![]() |
| Di sebuah event blogger |
Halo teman-teman gimana kabarnya? Semoga lagi pada santai ya, sambil ditemani secangkir kopi atau teh hangat. Mumpung pas ada ide rasanya menarik juga curhat di blog soal topik sensitif ini hahaha...
Yup kali ini saya mau ngobrol santai aja nih, berbagi cerita soal dunia kerjaan yang belakangan ini lagi saya geluti. Iseng-iseng mikir, zaman sekarang itu seru ya. Pekerjaan digital yang bisa dilakukan dari rumah alias remote working tuh banyak banget macamnya. Mulai dari nulis artikel, jualan online, bikin desain visual, jualan e-book, sampai jadi konten kreator. Fleksibilitasnya itu lho yang bikin banyak orang kepincut.
Nah, ngomong-ngomong soal dunia digital, akhir-akhir ini saya juga lagi mulai nyemplung ke dunia affiliate marketing. Iya, saya tahu, mungkin kedengarannya agak telat banget ya? Di saat orang lain udah panen komisi dari bertahun-tahun lalu, saya baru mulai merangkak sekarang.
Alasan utamanya apa? Ya sederhana dan jujur aja nih... karena butuh uang, hehe!
Mari kita blak-blakan, zaman sekarang apa-apa makin mahal, jadi kalau cuma mengandalkan satu keran pemasukan rasanya kok bikin senam jantung ya. Kita semua tahu lah, tren dunia blogging sekarang emang lagi agak surut. Ditambah lagi, pekerjaan liputan atau pemberitaan dari institusi yang biasa saya pegang itu nggak ada setiap hari. Jadi, daripada diam nunggu bola, ya mending kita adaptasi ikutan tren yang ada demi jemput rezeki, kan? Yang penting dapur ngepul!

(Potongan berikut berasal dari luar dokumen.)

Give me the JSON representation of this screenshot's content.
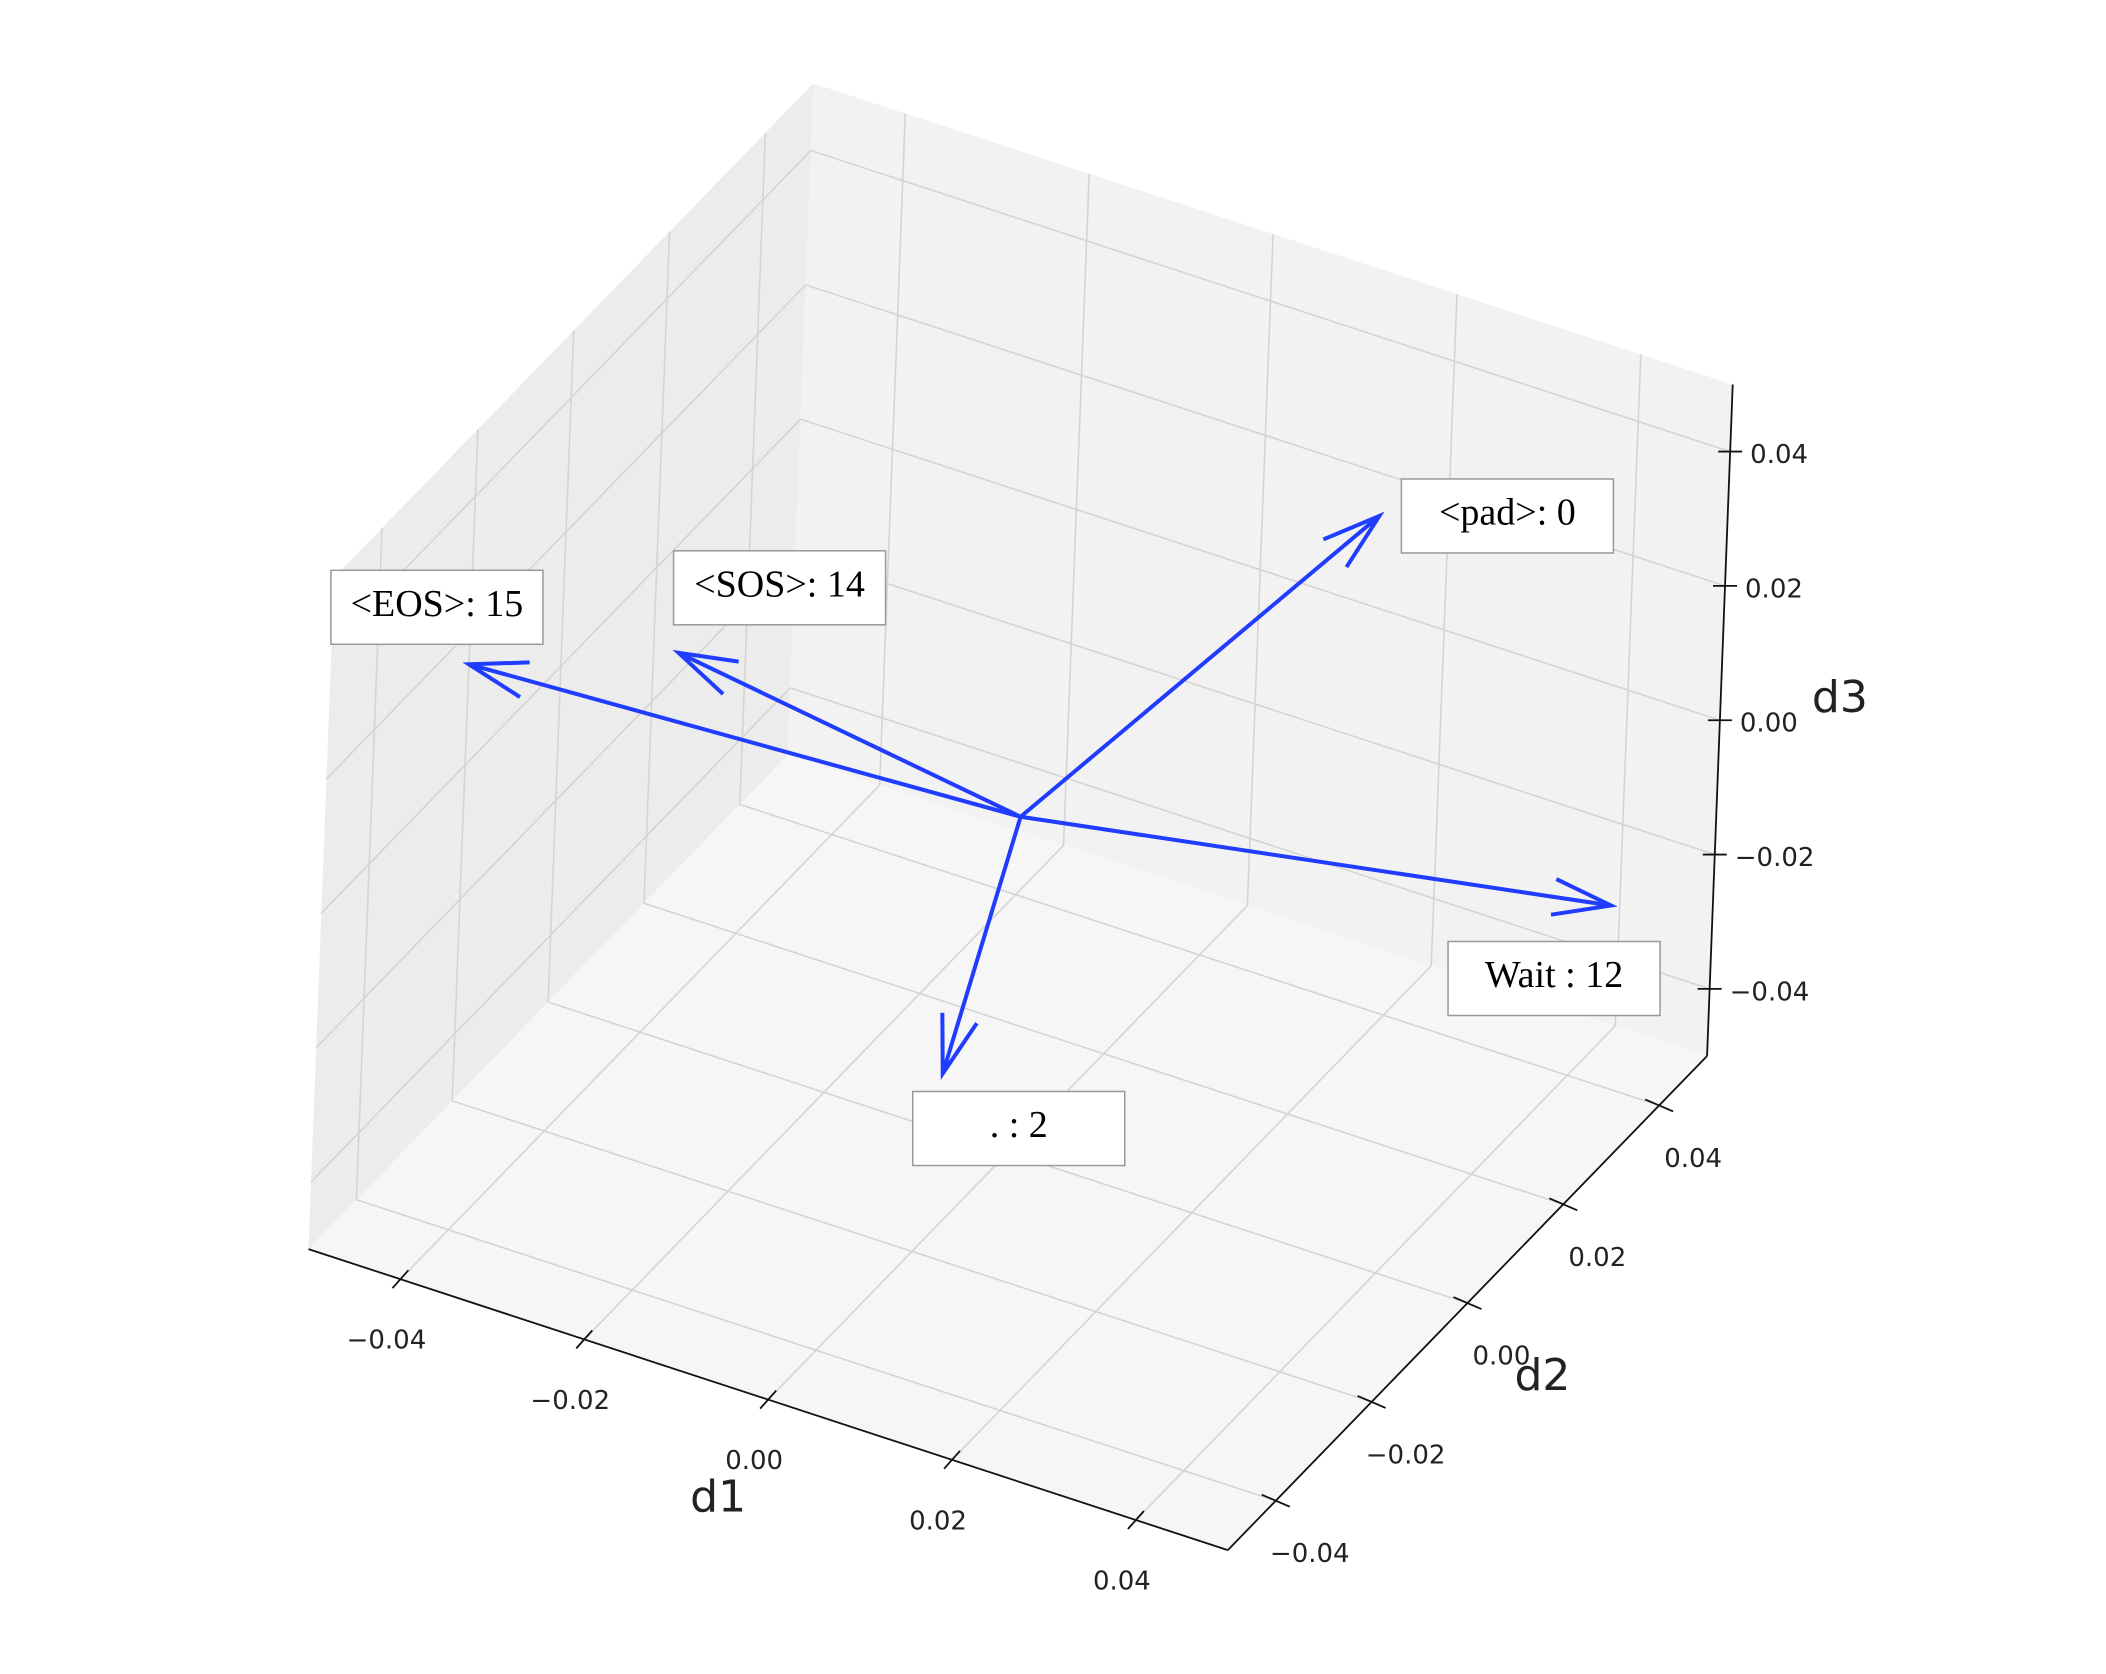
{
  "chart_data": {
    "type": "quiver",
    "labels": [
      "<pad>: 0",
      "<EOS>: 15",
      "<SOS>: 14",
      "Wait : 12",
      ". : 2"
    ],
    "u": [
      0.02,
      -0.05,
      -0.03,
      0.045,
      0.01
    ],
    "v": [
      0.035,
      -0.02,
      -0.015,
      0.038,
      -0.035
    ],
    "w": [
      0.028,
      0.015,
      0.022,
      -0.021,
      -0.008
    ],
    "color": "#1f3cff",
    "xlabel": "d1",
    "ylabel": "d2",
    "zlabel": "d3",
    "xlim": [
      -0.05,
      0.05
    ],
    "ylim": [
      -0.05,
      0.05
    ],
    "zlim": [
      -0.05,
      0.05
    ],
    "xticks": [
      {
        "value": -0.04,
        "label": "−0.04"
      },
      {
        "value": -0.02,
        "label": "−0.02"
      },
      {
        "value": 0,
        "label": "0.00"
      },
      0.02,
      0.04
    ],
    "yticks": [
      {
        "value": -0.04,
        "label": "−0.04"
      },
      {
        "value": -0.02,
        "label": "−0.02"
      },
      {
        "value": 0,
        "label": "0.00"
      },
      0.02,
      0.04
    ],
    "zticks": [
      {
        "value": -0.04,
        "label": "−0.04"
      },
      {
        "value": -0.02,
        "label": "−0.02"
      },
      {
        "value": 0,
        "label": "0.00"
      },
      0.02,
      0.04
    ],
    "grid": true
  }
}
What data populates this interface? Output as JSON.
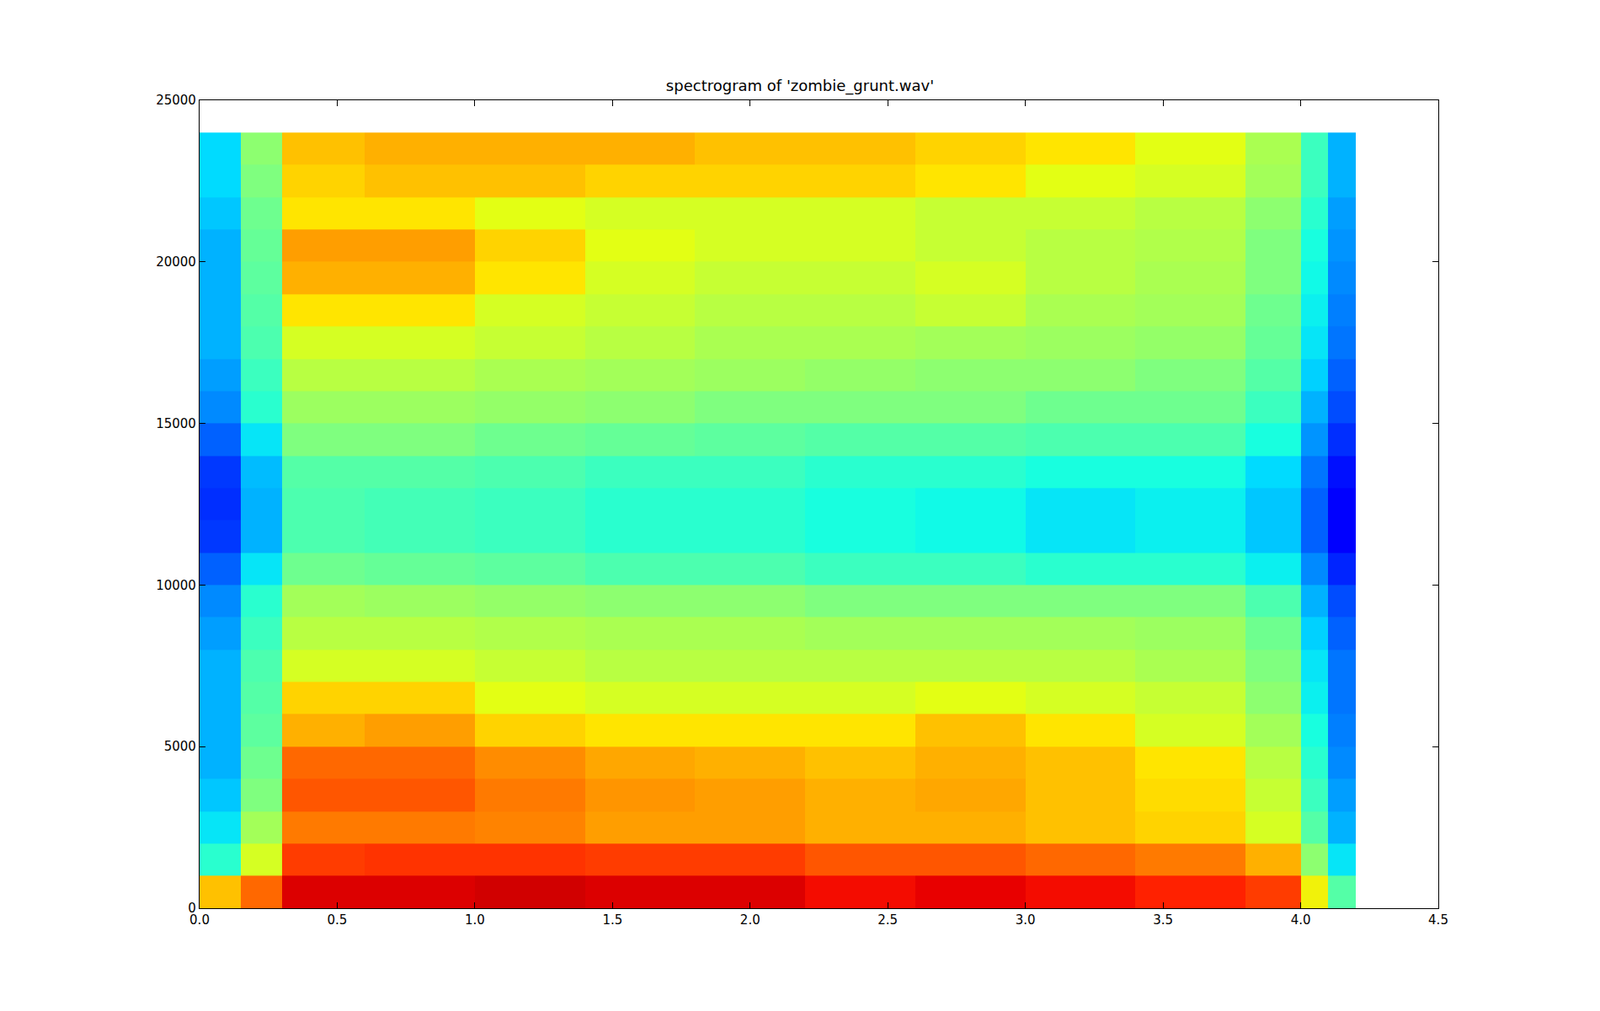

Sisi Lain Kesibukan: Menjadi "Detektif" Riset
Selain nyobain affiliate dan tetap nulis, sehari-hari saya juga nyambi jadi Digital Research Recruiter. Kerjaannya ngapain sih? Nah, di sini tugas saya mirip-mirip detektif tapi versi digital.
Setiap ada project baru saya bergerak menyebar formulir ke berbagai platform, mulai dari grup-grup WhatsApp sampai media sosial, demi mencari responden yang benar-benar cocok dengan kriteria riset. Kalau ada yang pas dan masuk kriteria, tugas saya selanjutnya adalah menghubungi dan mewawancarai mereka langsung. Di tahap ini, saya bakal menggali informasi lebih dalam untuk menyaring apakah mereka bisa lanjut ke tahap riset utama atau tidak. Seru, tapi butuh ketelitian ekstra!
Seni Mengatur Prioritas di Rumah
Karena semua pekerjaan ini sistemnya remote alias dikerjakan dari rumah, tantangan terbesarnya adalah harus sangat adaptif. Setiap pekerjaan itu punya karakteristik dan tingkat prioritas yang beda-beda banget.
Biar nggak keteteran, saya punya skala prioritas sendiri:
Prioritas Utama (Nomor Satu): Pekerjaan dari institusi. Ini wajib didahulukan setiap ada pesan masuk.
Prioritas Kedua: Dunia blogger dan konten. Bersyukur banget jobnblogger ini masih ada. Kadang saya masih diundang buat meliput langsung ke berbagai event seru, yang kemudian saya kemas jadi konten artikel dan atau video Reels.
Prioritas Ketiga: Project sampingan seperti recruiter riset dan belajar affiliate. Alhamdulillah belum sebulan udah pecah telor 😁
Menikmati Proses dan Bersyukur
Kalau dibilang capek atau pusing, ya jujur aja, kadang-kadang rentetan pekerjaan ini bikin sakit kepala juga. Harus pinter-pinter bagi waktu, ngetik artikel, edit video, screening responden, sampai mikirin konten affiliate.
Tapi kalau dipikir-pikir lagi, kuncinya cuma satu: harus pandai-pandai bersyukur. Di saat kita mungkin mengeluh lelah, pekerjaan rumah yang fleksibel dan menghasilkan cuan seperti ini justru menjadi impian banyak orang di luar sana—mereka yang harus macet-macetan tiap pagi demi ke kantor.
Nggak ada kata terlambat buat belajar hal baru di dunia digital, yang penting dijalani dengan santai tapi konsisten. Kalau teman-teman sendiri gimana nih, ada yang lagi berjuang cari tambahan cuan lewat kerja remote dari rumah juga? Sharing dong!